Aku perlahan langkahku dan memilih berjalan di belakangnya. Maunya aku menghampiri dan jalan bersisian dengannya, tapi kejadian kemarin dan tatapan marahnya membuat aku ragu. Namun, sepertinya keputusanku itu adalah kesalahan terbesarku hari ini.
“Halo, Dit!!” Sebuah sapaan membuat aku terkejut. Aku menoleh dan melihat Melan berjalan di belakangku.
Tidak kusangka gadis manis yang sedang kuikuti itu juga menoleh melihat ke arahku. Kini dua pasang mata sedang menatapku. Satunya dengan senyum manis dan satunya lagi dengan tatapan sinis.
“Eh ... iya.” Aku membalas sapaan Melan, tapi mataku terus melirik ke arah Ranti seakan menyakinkan ke gadis itu kalau aku sedang memperhatikannya.
“Sini deh, Dit!” Tiba-tiba Melan menarik tanganku menjauh dari Ranti. Tentu saja aku terkejut, ingin menolak, tapi rasanya tidak mungkin.
Akhirnya aku menurut untuk berbelok sebentar dari arah ke kelasku. Sementara Ranti tidak mau menoleh ke arahku. Entah sengaja atau tidak, dia semakin mempercepat langkahnya. Kini tinggal aku dan Melan berada di depan taman sekolah. Hujan gerimis mulai turun seakan membuat suasana semakin sendu dan romantis. Andai saja kulalui suasana syahdu ini dengan gadis pujaanku, aku pasti akan senang.

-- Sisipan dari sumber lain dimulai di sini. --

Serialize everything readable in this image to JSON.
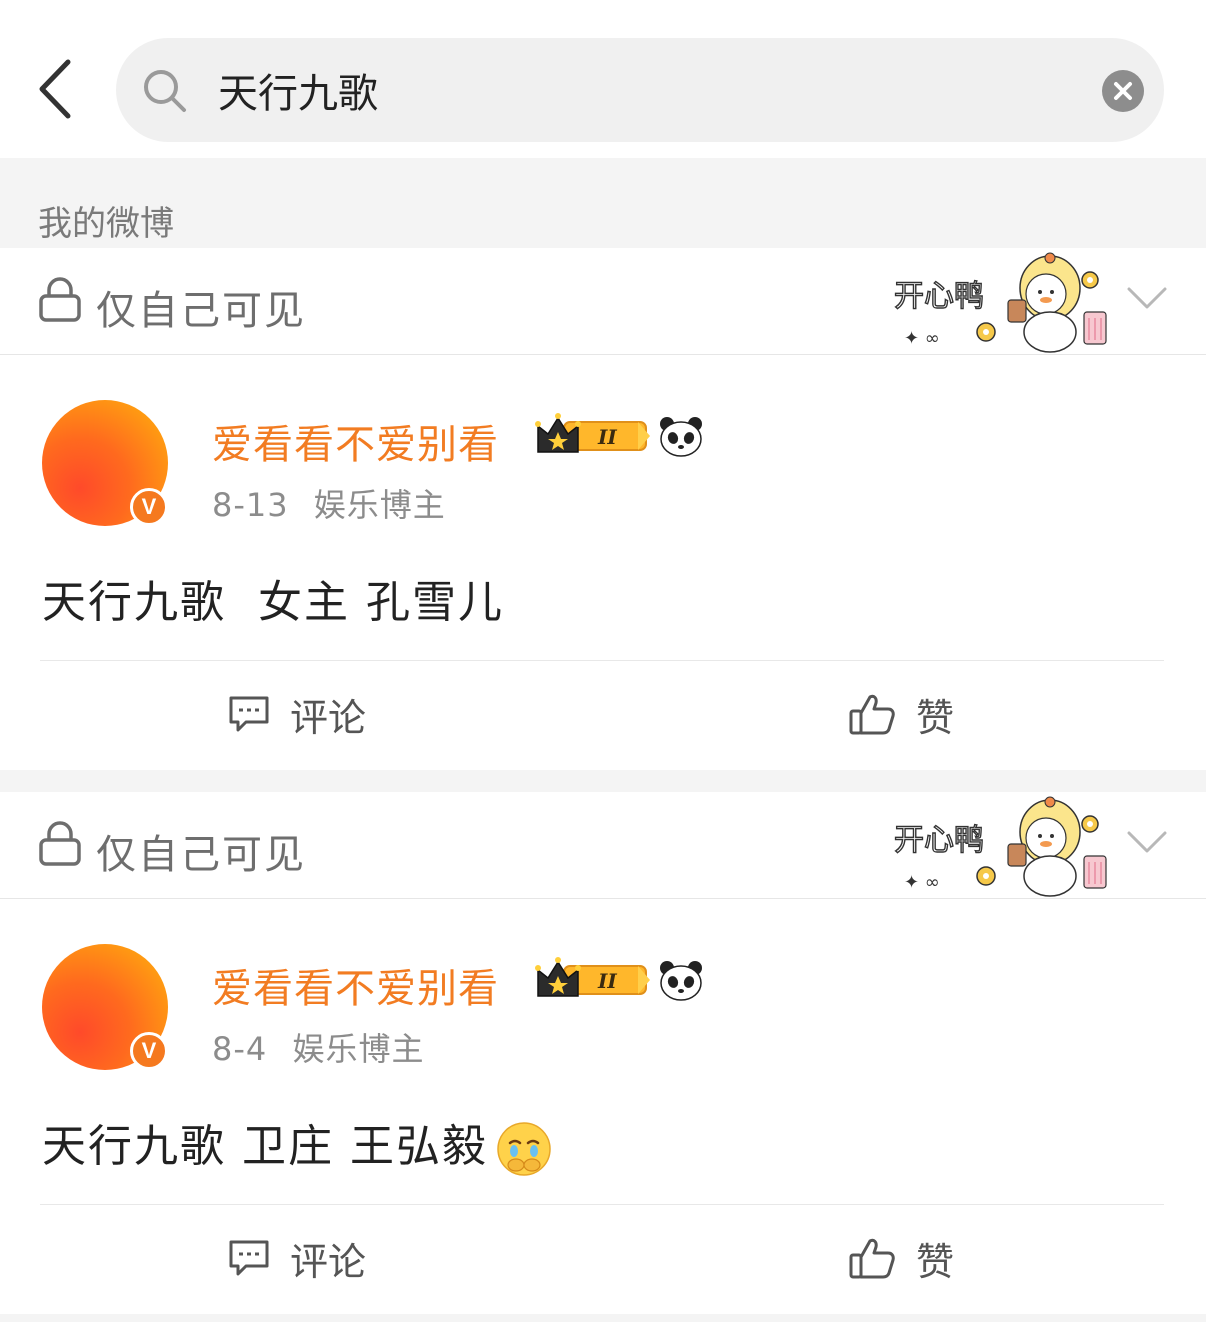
{
  "header": {
    "search_value": "天行九歌",
    "section_label": "我的微博"
  },
  "icons": {
    "back": "chevron-left-icon",
    "search": "magnifier-icon",
    "clear": "x-circle-icon",
    "lock": "lock-icon",
    "expand": "chevron-down-icon",
    "comment": "comment-bubble-icon",
    "like": "thumbs-up-icon"
  },
  "colors": {
    "username": "#f27c22",
    "badge": "#f5791f",
    "page_bg": "#f4f4f4"
  },
  "posts": [
    {
      "visibility": "仅自己可见",
      "sticker_text": "开心鸭",
      "author": "爱看看不爱别看",
      "badge_level": "II",
      "date": "8-13",
      "tag": "娱乐博主",
      "content": "天行九歌  女主 孔雪儿",
      "comment_label": "评论",
      "like_label": "赞"
    },
    {
      "visibility": "仅自己可见",
      "sticker_text": "开心鸭",
      "author": "爱看看不爱别看",
      "badge_level": "II",
      "date": "8-4",
      "tag": "娱乐博主",
      "content": "天行九歌 卫庄 王弘毅",
      "comment_label": "评论",
      "like_label": "赞"
    }
  ]
}
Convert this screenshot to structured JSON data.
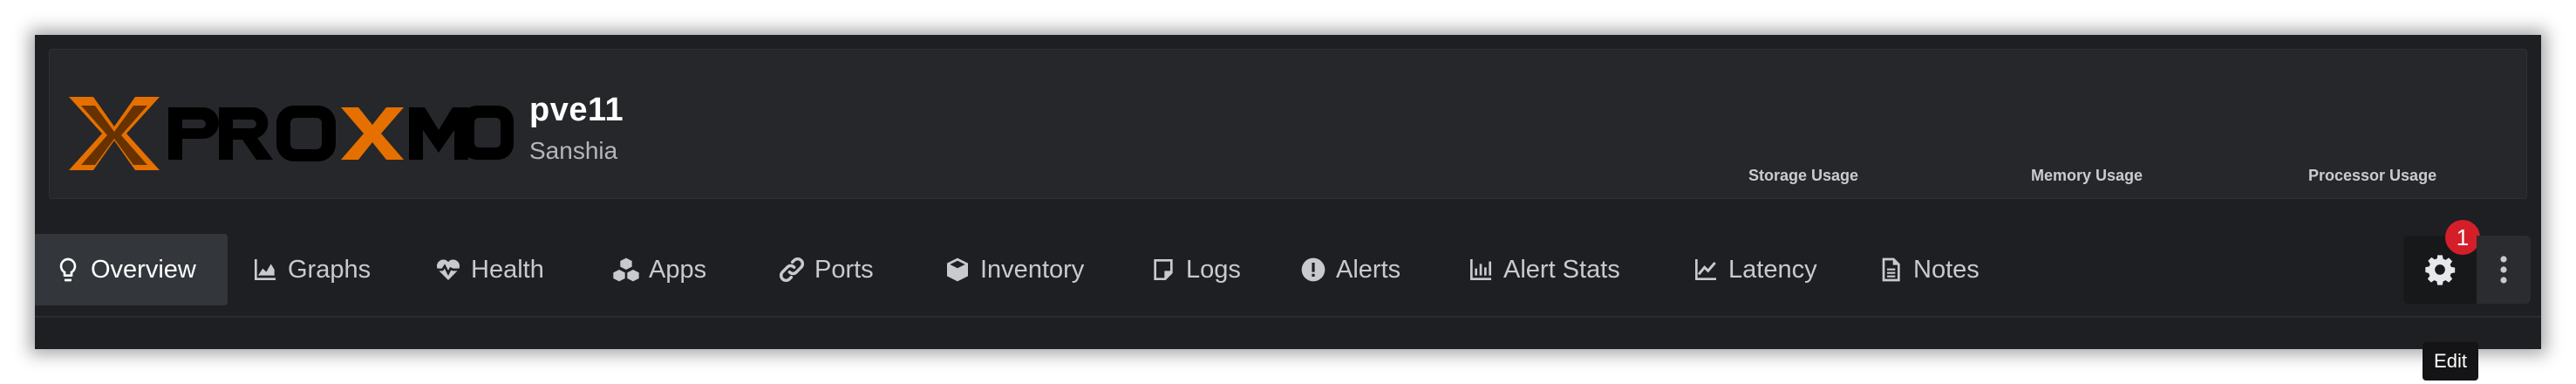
{
  "header": {
    "hostname": "pve11",
    "location": "Sanshia",
    "usage_labels": {
      "storage": "Storage Usage",
      "memory": "Memory Usage",
      "processor": "Processor Usage"
    },
    "logo_text": "PROXMOX"
  },
  "tabs": [
    {
      "label": "Overview",
      "icon": "lightbulb-icon",
      "active": true
    },
    {
      "label": "Graphs",
      "icon": "area-chart-icon"
    },
    {
      "label": "Health",
      "icon": "heartbeat-icon"
    },
    {
      "label": "Apps",
      "icon": "cubes-icon"
    },
    {
      "label": "Ports",
      "icon": "link-icon"
    },
    {
      "label": "Inventory",
      "icon": "cube-icon"
    },
    {
      "label": "Logs",
      "icon": "sticky-note-icon"
    },
    {
      "label": "Alerts",
      "icon": "exclamation-circle-icon"
    },
    {
      "label": "Alert Stats",
      "icon": "bar-chart-icon"
    },
    {
      "label": "Latency",
      "icon": "line-chart-icon"
    },
    {
      "label": "Notes",
      "icon": "file-text-icon"
    }
  ],
  "actions": {
    "edit_icon": "gear-icon",
    "edit_badge": "1",
    "edit_tooltip": "Edit",
    "more_icon": "vertical-ellipsis-icon"
  },
  "colors": {
    "background": "#1e1f22",
    "panel": "#26272b",
    "logo_orange": "#e57000",
    "badge_red": "#d41f2a",
    "tab_text": "#c8cacf"
  }
}
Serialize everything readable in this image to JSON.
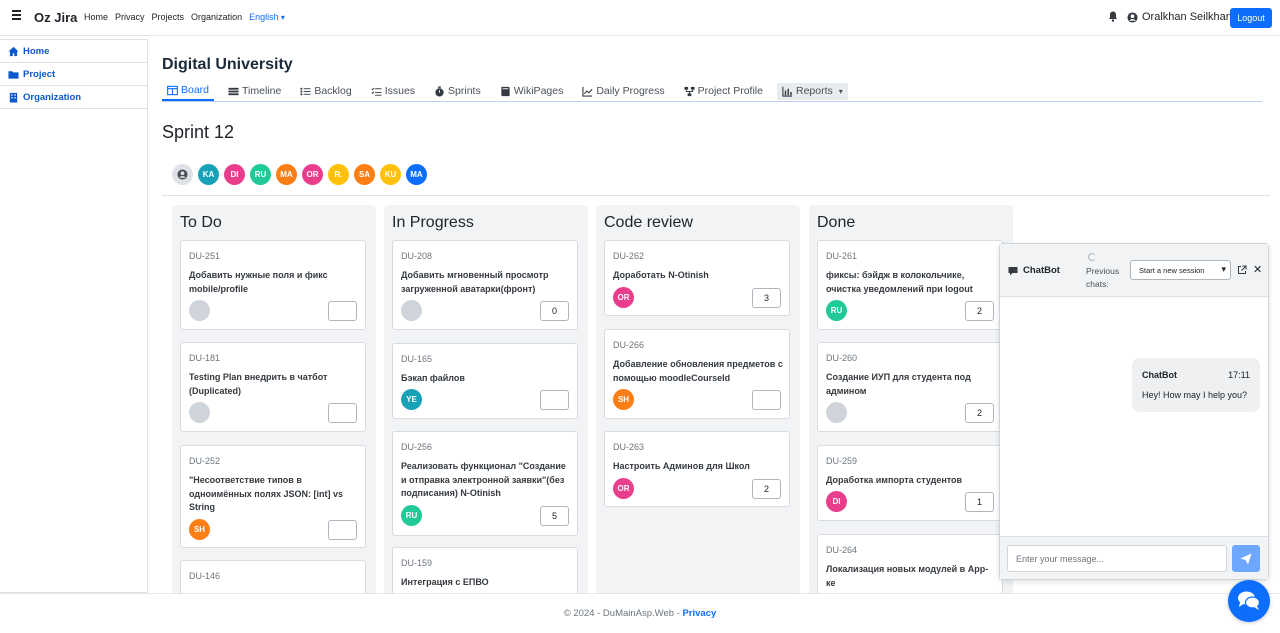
{
  "navbar": {
    "brand": "Oz Jira",
    "links": [
      "Home",
      "Privacy",
      "Projects",
      "Organization"
    ],
    "language": "English",
    "user_name": "Oralkhan Seilkhan",
    "logout_label": "Logout"
  },
  "sidebar": {
    "items": [
      {
        "label": "Home",
        "icon": "home-icon"
      },
      {
        "label": "Project",
        "icon": "folder-icon"
      },
      {
        "label": "Organization",
        "icon": "building-icon"
      }
    ]
  },
  "project": {
    "title": "Digital University",
    "tabs": [
      {
        "label": "Board",
        "icon": "board-icon",
        "active": true
      },
      {
        "label": "Timeline",
        "icon": "timeline-icon"
      },
      {
        "label": "Backlog",
        "icon": "backlog-icon"
      },
      {
        "label": "Issues",
        "icon": "issues-icon"
      },
      {
        "label": "Sprints",
        "icon": "sprints-icon"
      },
      {
        "label": "WikiPages",
        "icon": "book-icon"
      },
      {
        "label": "Daily Progress",
        "icon": "chart-line-icon"
      },
      {
        "label": "Project Profile",
        "icon": "sitemap-icon"
      },
      {
        "label": "Reports",
        "icon": "bar-chart-icon"
      }
    ]
  },
  "sprint": {
    "title": "Sprint 12",
    "members": [
      {
        "initials": "",
        "color": "#dee2e6"
      },
      {
        "initials": "KA",
        "color": "#17a2b8"
      },
      {
        "initials": "DI",
        "color": "#e83e8c"
      },
      {
        "initials": "RU",
        "color": "#20c997"
      },
      {
        "initials": "MA",
        "color": "#fd7e14"
      },
      {
        "initials": "OR",
        "color": "#e83e8c"
      },
      {
        "initials": "R.",
        "color": "#ffc107"
      },
      {
        "initials": "SA",
        "color": "#fd7e14"
      },
      {
        "initials": "KU",
        "color": "#ffc107"
      },
      {
        "initials": "MA",
        "color": "#0d6efd"
      }
    ]
  },
  "board": {
    "columns": [
      {
        "title": "To Do",
        "cards": [
          {
            "key": "DU-251",
            "title": "Добавить нужные поля и фикс mobile/profile",
            "assignee": "",
            "assignee_color": "#ced4da",
            "estimate": ""
          },
          {
            "key": "DU-181",
            "title": "Testing Plan внедрить в чатбот (Duplicated)",
            "assignee": "",
            "assignee_color": "#ced4da",
            "estimate": ""
          },
          {
            "key": "DU-252",
            "title": "\"Несоответствие типов в одноимённых полях JSON: [int] vs String",
            "assignee": "SH",
            "assignee_color": "#fd7e14",
            "estimate": ""
          },
          {
            "key": "DU-146",
            "title": "",
            "assignee": "",
            "assignee_color": "#ced4da",
            "estimate": ""
          }
        ]
      },
      {
        "title": "In Progress",
        "cards": [
          {
            "key": "DU-208",
            "title": "Добавить мгновенный просмотр загруженной аватарки(фронт)",
            "assignee": "",
            "assignee_color": "#ced4da",
            "estimate": "0"
          },
          {
            "key": "DU-165",
            "title": "Бэкап файлов",
            "assignee": "YE",
            "assignee_color": "#17a2b8",
            "estimate": ""
          },
          {
            "key": "DU-256",
            "title": "Реализовать функционал \"Создание и отправка электронной заявки\"(без подписания) N-Otinish",
            "assignee": "RU",
            "assignee_color": "#20c997",
            "estimate": "5"
          },
          {
            "key": "DU-159",
            "title": "Интеграция с ЕПВО",
            "assignee": "",
            "assignee_color": "#ced4da",
            "estimate": ""
          }
        ]
      },
      {
        "title": "Code review",
        "cards": [
          {
            "key": "DU-262",
            "title": "Доработать N-Otinish",
            "assignee": "OR",
            "assignee_color": "#e83e8c",
            "estimate": "3"
          },
          {
            "key": "DU-266",
            "title": "Добавление обновления предметов с помощью moodleCourseId",
            "assignee": "SH",
            "assignee_color": "#fd7e14",
            "estimate": ""
          },
          {
            "key": "DU-263",
            "title": "Настроить Админов для Школ",
            "assignee": "OR",
            "assignee_color": "#e83e8c",
            "estimate": "2"
          }
        ]
      },
      {
        "title": "Done",
        "cards": [
          {
            "key": "DU-261",
            "title": "фиксы: бэйдж в колокольчике, очистка уведомлений при logout",
            "assignee": "RU",
            "assignee_color": "#20c997",
            "estimate": "2"
          },
          {
            "key": "DU-260",
            "title": "Создание ИУП для студента под админом",
            "assignee": "",
            "assignee_color": "#ced4da",
            "estimate": "2"
          },
          {
            "key": "DU-259",
            "title": "Доработка импорта студентов",
            "assignee": "DI",
            "assignee_color": "#e83e8c",
            "estimate": "1"
          },
          {
            "key": "DU-264",
            "title": "Локализация новых модулей в App-ке",
            "assignee": "",
            "assignee_color": "#ced4da",
            "estimate": ""
          }
        ]
      }
    ]
  },
  "chatbot": {
    "title": "ChatBot",
    "previous_label": "Previous chats:",
    "session_select": "Start a new session",
    "messages": [
      {
        "sender": "ChatBot",
        "time": "17:11",
        "text": "Hey! How may I help you?"
      }
    ],
    "input_placeholder": "Enter your message..."
  },
  "footer": {
    "text": "© 2024 - DuMainAsp.Web - ",
    "privacy_link": "Privacy"
  },
  "colors": {
    "primary": "#0d6efd",
    "column_bg": "#f1f3f5"
  }
}
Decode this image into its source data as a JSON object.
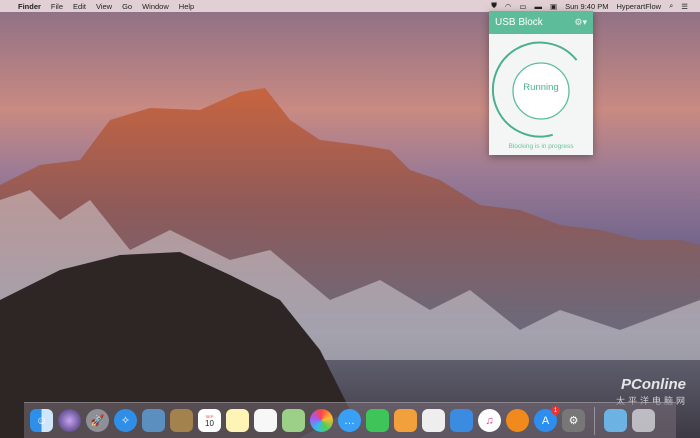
{
  "menubar": {
    "apple": "",
    "app": "Finder",
    "items": [
      "File",
      "Edit",
      "View",
      "Go",
      "Window",
      "Help"
    ],
    "clock": "Sun 9:40 PM",
    "user": "HyperartFlow"
  },
  "popup": {
    "title": "USB Block",
    "state": "Running",
    "status": "Blocking is in progress",
    "accent": "#5dbd9a"
  },
  "dock": {
    "calendar_month": "SEP",
    "calendar_day": "10",
    "appstore_badge": "1"
  },
  "watermark": {
    "brand": "PConline",
    "sub": "太平洋电脑网"
  }
}
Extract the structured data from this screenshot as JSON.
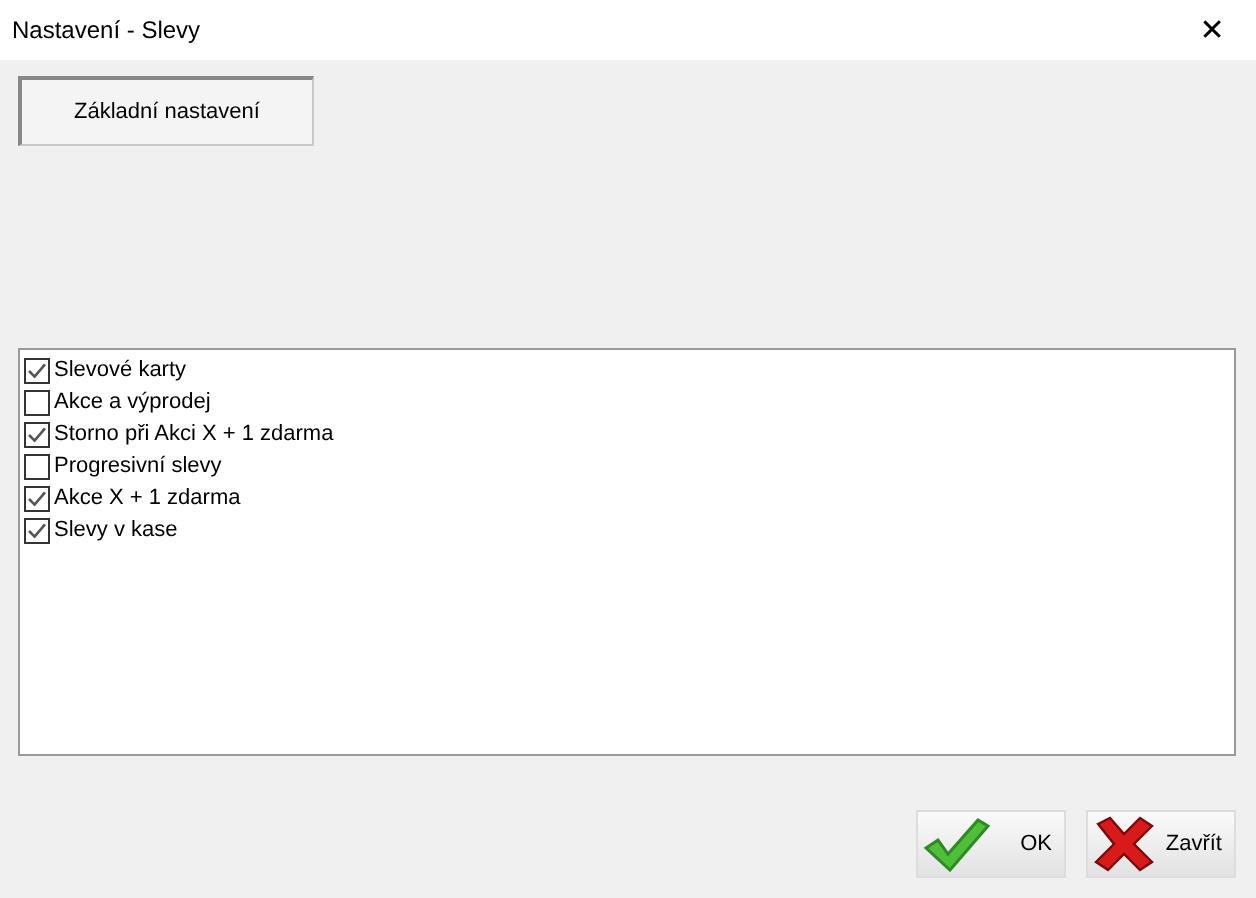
{
  "window": {
    "title": "Nastavení - Slevy",
    "close": "✕"
  },
  "tab_button": "Základní nastavení",
  "items": [
    {
      "label": "Slevové karty",
      "checked": true
    },
    {
      "label": "Akce a výprodej",
      "checked": false
    },
    {
      "label": "Storno při Akci X + 1 zdarma",
      "checked": true
    },
    {
      "label": "Progresivní slevy",
      "checked": false
    },
    {
      "label": "Akce X + 1 zdarma",
      "checked": true
    },
    {
      "label": "Slevy v kase",
      "checked": true
    }
  ],
  "buttons": [
    {
      "kind": "ok",
      "label": "OK"
    },
    {
      "kind": "close",
      "label": "Zavřít"
    }
  ]
}
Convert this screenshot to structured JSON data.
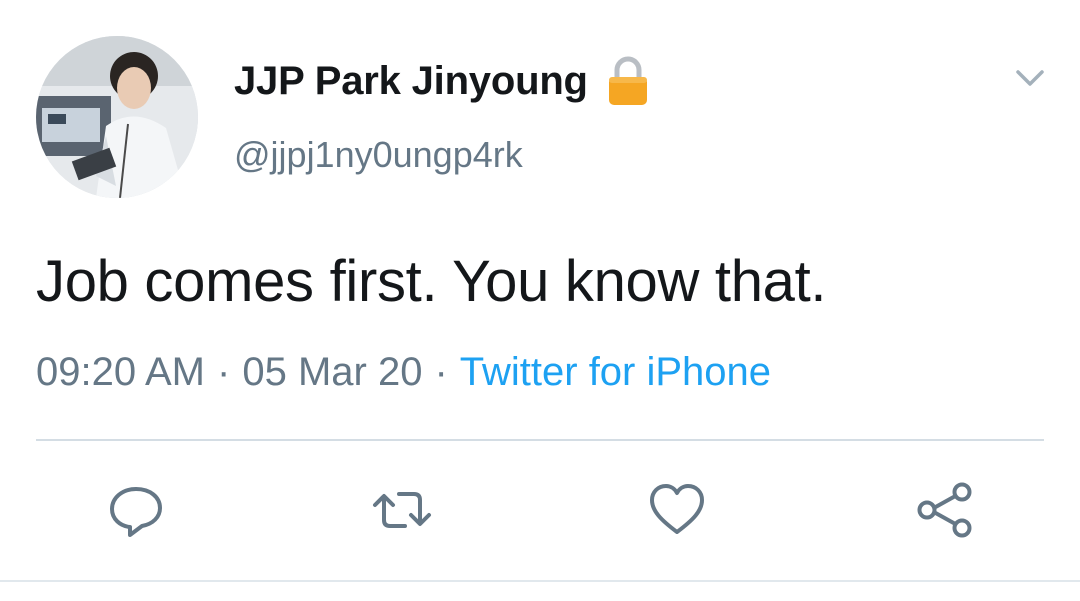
{
  "author": {
    "display_name": "JJP Park Jinyoung",
    "handle": "@jjpj1ny0ungp4rk",
    "protected_icon": "lock-icon"
  },
  "tweet": {
    "text": "Job comes first. You know that.",
    "time": "09:20 AM",
    "date": "05 Mar 20",
    "separator": "·",
    "source": "Twitter for iPhone"
  },
  "actions": [
    {
      "name": "reply",
      "icon": "reply-icon"
    },
    {
      "name": "retweet",
      "icon": "retweet-icon"
    },
    {
      "name": "like",
      "icon": "heart-icon"
    },
    {
      "name": "share",
      "icon": "share-icon"
    }
  ],
  "colors": {
    "text": "#14171a",
    "secondary": "#657786",
    "link": "#1da1f2",
    "divider": "#d4dde4",
    "lock": "#f5a623"
  }
}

“Ada apa, Mel?” tanyaku menginterupsi lamunan gadis itu.
Melan tersenyum manis sambil berulang menyibak rambut pirangnya yang setengah basah.
“Ini, Dit!” Tiba-tiba Melan menyodorkan sebuah undangan berwarna pink ke arahku.
“Apa ini?” tanyaku dengan alis mengernyit.
“Akhir pekan besok, aku ulang tahun dan aku sengaja merayakan pesta ulang tahunku di rumah. Kamu datang, ya?” pinta Melan.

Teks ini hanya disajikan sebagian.